Should be a good one!


----------



## GaryFish (Sep 7, 2007)

I'm pulling for the Ducks, but I'm still not convinced they have a smaller payroll than Auburn.


----------



## Dwight Schrutester (Dec 3, 2007)

I also want Oregon to win, but I just can't see them stopping Cam Newton. I hope that I am wrong. I am tired of SEC teams winning the NC*.


----------



## HighNDry (Dec 26, 2007)

I'm looking for a web-footed victory. For some reason, I have this image of the Ducks flying into the stadium and making a quakery of Auburn, similar to what Utah did to Alabama.


----------



## Critter (Mar 20, 2010)

While I am not a Duck fan I would like to see a west cost team do it this year. It is just something about those SEC teams that just doesn't sit right.


----------



## jahan (Sep 7, 2007)

I want to see the Ducks win, can't stomach the fact that if Auburn wins the NC, it will just be stripped in a couple years because of Cam Newtons behavior. Plus I get tired of the SEC winning.


----------



## Catherder (Aug 2, 2008)

Want the ducks to win, but predict that Cam (and Auburn) will pull it out and go out on top before accepting his future pay cut when he is in the NFL.


----------



## bkelz (Dec 3, 2010)

its obvious i live out west.......we all know the SEC will bring another home. although im a die hard alabama fan, im hope to see auburn bring home another for the great state of alabama!


----------



## backpacker (Mar 1, 2008)

Quick question: when the runners wrist is down in college, is the runner down? Just asking because it was never mentioned in the replay on that final Auburn drive. NFL wrist down+defender contact = runner down.


----------



## mikevanwilder (Nov 11, 2008)

After watching this game I fully believe TCU could of beat either of these teams. I was pretty disappointed in the game. 
Congrats to Auburn though.


----------



## GaryFish (Sep 7, 2007)

The game was entertaining. I'd of liked it better if Oregon would have won, but Auburn owned the line of scrimmage. One thing I REALLY don't like about Oregon's offense is how much happens behind the line of scrimmge.
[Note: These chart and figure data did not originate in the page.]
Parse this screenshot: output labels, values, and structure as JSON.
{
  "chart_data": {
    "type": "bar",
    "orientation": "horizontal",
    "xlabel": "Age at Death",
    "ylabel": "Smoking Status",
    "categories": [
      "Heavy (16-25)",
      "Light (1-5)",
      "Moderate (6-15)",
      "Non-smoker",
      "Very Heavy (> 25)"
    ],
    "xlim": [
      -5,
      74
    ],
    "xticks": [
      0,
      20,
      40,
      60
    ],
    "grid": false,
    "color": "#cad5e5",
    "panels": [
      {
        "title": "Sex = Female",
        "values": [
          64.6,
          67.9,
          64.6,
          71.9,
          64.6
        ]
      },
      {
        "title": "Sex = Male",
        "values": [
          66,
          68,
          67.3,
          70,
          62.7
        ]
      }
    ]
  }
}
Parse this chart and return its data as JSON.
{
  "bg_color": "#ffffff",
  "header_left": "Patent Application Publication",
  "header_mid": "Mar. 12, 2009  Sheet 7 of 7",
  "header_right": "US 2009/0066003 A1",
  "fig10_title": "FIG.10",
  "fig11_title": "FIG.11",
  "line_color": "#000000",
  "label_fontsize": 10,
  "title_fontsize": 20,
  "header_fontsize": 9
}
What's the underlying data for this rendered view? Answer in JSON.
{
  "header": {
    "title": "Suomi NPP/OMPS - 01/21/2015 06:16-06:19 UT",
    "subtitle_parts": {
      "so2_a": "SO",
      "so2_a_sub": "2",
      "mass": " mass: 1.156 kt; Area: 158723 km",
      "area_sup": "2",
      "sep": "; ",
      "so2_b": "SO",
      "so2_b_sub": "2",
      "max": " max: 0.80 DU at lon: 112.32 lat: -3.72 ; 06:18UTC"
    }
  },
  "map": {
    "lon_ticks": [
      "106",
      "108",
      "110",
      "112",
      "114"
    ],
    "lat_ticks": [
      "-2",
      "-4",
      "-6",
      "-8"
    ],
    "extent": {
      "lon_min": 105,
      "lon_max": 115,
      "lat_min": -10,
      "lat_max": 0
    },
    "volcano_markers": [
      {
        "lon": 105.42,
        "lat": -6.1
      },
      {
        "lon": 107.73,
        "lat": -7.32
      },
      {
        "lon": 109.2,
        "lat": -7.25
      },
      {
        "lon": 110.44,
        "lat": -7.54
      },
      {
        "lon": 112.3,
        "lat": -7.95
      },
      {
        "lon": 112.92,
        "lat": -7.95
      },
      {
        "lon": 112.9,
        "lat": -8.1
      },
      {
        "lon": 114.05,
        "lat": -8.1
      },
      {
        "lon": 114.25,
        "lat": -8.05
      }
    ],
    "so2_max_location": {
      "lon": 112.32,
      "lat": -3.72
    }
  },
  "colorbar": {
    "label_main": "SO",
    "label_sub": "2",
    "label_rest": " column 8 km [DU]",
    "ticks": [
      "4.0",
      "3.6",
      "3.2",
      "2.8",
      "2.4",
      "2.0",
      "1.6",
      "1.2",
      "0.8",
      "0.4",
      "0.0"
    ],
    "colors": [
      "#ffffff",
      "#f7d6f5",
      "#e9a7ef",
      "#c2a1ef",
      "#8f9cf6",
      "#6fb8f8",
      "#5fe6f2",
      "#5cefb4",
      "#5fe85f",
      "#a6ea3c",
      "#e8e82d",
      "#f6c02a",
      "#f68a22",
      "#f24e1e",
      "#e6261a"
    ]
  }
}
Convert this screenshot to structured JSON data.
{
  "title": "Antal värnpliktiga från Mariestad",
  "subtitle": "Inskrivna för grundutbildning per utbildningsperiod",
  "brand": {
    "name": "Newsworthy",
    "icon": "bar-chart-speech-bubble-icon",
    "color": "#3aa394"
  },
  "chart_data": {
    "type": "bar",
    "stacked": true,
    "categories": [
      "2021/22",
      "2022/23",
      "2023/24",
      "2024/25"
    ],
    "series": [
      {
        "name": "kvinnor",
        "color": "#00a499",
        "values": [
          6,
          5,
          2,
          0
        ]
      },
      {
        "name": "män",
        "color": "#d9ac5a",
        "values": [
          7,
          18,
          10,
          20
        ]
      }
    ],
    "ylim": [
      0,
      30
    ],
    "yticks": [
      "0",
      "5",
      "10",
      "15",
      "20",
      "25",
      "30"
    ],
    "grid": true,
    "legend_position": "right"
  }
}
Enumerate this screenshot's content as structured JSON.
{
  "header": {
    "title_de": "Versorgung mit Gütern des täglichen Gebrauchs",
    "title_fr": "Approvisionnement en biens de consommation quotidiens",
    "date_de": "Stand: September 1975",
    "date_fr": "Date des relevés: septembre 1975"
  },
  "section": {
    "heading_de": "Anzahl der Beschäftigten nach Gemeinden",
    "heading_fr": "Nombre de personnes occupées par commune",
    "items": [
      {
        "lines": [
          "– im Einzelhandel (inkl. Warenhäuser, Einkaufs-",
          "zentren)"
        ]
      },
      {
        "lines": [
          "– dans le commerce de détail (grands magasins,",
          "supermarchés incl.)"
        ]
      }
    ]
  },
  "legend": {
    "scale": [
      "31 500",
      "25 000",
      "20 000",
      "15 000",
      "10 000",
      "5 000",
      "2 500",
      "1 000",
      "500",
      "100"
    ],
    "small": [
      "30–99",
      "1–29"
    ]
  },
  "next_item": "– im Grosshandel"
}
The running backs were taking the ball 7 yards deep, and either standing still, or moving backwards when they got it. Witht he surge that Auburn put up front, Oregon was toast. I just don't like plays that take that long to develop that deep. It will work when you have the dominant line or vastly superior speed, but otherwise, you're screwed. That game could have very easily been a blow-out in Auburn's favor. Auburn earned it. I enjoyed the game though. 

I'm not sure I agree that TCU would beat Auburn. That line of Auburn on both sides is huge, strong, and fast. It certainly would be a very good game. One we'd all like to see. Sure wish it could happen.


----------